When they reached Rochefort they met many other priest-deportees from various other French cities and they were detained in hospitals, former convents and monasteries and on two small ships, La Boree and Nourrice, anchored on the Charente River and used as hospitals for the galleys. Fr Imbert was placed on the Nourrice. On April 11, 1795 all the priest-prisoners in Rochefort began to be transferred to the Deux-Associes anchored at the mouth of the Charente. Fr Imbert boarded the ship on April 13. As climbing the ladder was no easy task for the elderly priests, a sailor would push them upwards whenever they paused to catch their breath. Once on deck they were searched and all objects of devotion, such as prayer books and breviaries, were confiscated. In early May the ship was filled with more than 400 priests and the captain gave notice that there was no more room and another ship, the Washington was then called into service.

John Nicholas Cordier was born near Souilly in the Duchy of Lorraine. He entered the novitiate in Nancy at eighteen and after completing his philosophy at the University of Pont-a-Mousson, he taught at colleges in Digon, Auxerre and Autun before returning to Pont-a-Mousson for theology and his doctorate. After his ordination he taught philosophy at Strasbourg before going to Rheims as prefect of studies and subsequently as superior of the residence in Saint-Mihiel in the diocese of Verdun. With the suppression of the Society in Lorraine in 1786, Fr Cordier remained in Saint-Mihiel as chaplain to a convent of nuns until 1790 when the government suppressed all religious orders in France.

Despite his advanced age, Fr Cordier was arrested on October 28, 1793, charged for being a refractory priest and ordered to be deported. He was imprisoned for six months before he was forced to join the convoy of priest-prisoners to Rochefort although he was only able to walk with great difficulty with the aid of a cane. Fr Cordier boarded the Washington on June 19, 1795.

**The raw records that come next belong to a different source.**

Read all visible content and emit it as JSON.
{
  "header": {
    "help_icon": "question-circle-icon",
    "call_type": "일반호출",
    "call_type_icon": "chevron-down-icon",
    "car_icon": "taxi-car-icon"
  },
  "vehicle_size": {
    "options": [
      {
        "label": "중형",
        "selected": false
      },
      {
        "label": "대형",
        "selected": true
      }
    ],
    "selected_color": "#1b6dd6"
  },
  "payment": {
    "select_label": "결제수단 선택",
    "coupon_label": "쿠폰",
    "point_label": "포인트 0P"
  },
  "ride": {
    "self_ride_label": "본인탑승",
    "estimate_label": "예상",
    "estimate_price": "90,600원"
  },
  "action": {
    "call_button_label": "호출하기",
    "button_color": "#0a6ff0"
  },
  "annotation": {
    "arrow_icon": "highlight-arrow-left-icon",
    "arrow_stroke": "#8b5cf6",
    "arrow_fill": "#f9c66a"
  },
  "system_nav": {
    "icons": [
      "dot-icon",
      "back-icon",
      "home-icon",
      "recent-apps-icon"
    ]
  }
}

The Deux-Associes and the Washington never set sail because the English navy had successfully blockaded the French coast. They continued to be anchored at the Charente estuary. As the ships were former slave ships, conditions were extremely harsh. With overcrowding, cramped space and the fetid and asphyxiating air, no sanitation facilities and insufficient food and clean water, many suffered respiratory problems and serious illnesses, such as scurvy and typhus. Each night, two to three would die and taken by their fellow priests under guard, to nearby Ille d”Aix and buried in the sand. Prayers for the dead were forbidden. Fr Imbert because of his weakened condition at the time of boarding was one of the first to die on June 9, 1794, most probably from typhus after being on board for less than two months. He was one of the 226 victims buried on that island.

The two ships were moved further up the Clarente because of the island inhabitants’ protest and anchored off the sparsely populated Ile Madame. The summer heat caused more to fall ill and a temporary hospital of marquees was erected on the island. Those transferred there thought themselves fortunate as they could hear birds singing, saw butterflies amid flowers and had fresh air to breathe. Fr Cordier was taken to this makeshift island hospital after he became ill and died there on September 30, 1794. He was one of the 254 victims buried there.

When the revolution ended with the fall of Robespierre in late July 1794, only 285 of the 822 priests (diocesan and religious) and 7 Christian brothers condemned to deportation survived the harsh treatment of the Reign of Terror of the French Revolution. Of the 557 who died, 64 for whom there were sufficient testimony concerning the manner in which they accepted their suffering and death were beatified by Pope John Paul II on October 1, 1995.

Frs Imbert and Cordier who were septuagenarian and octogenarian respectively at the time of their martyrdom are remembered by the Society as the Martyrs of the Rochefort Prison Ships.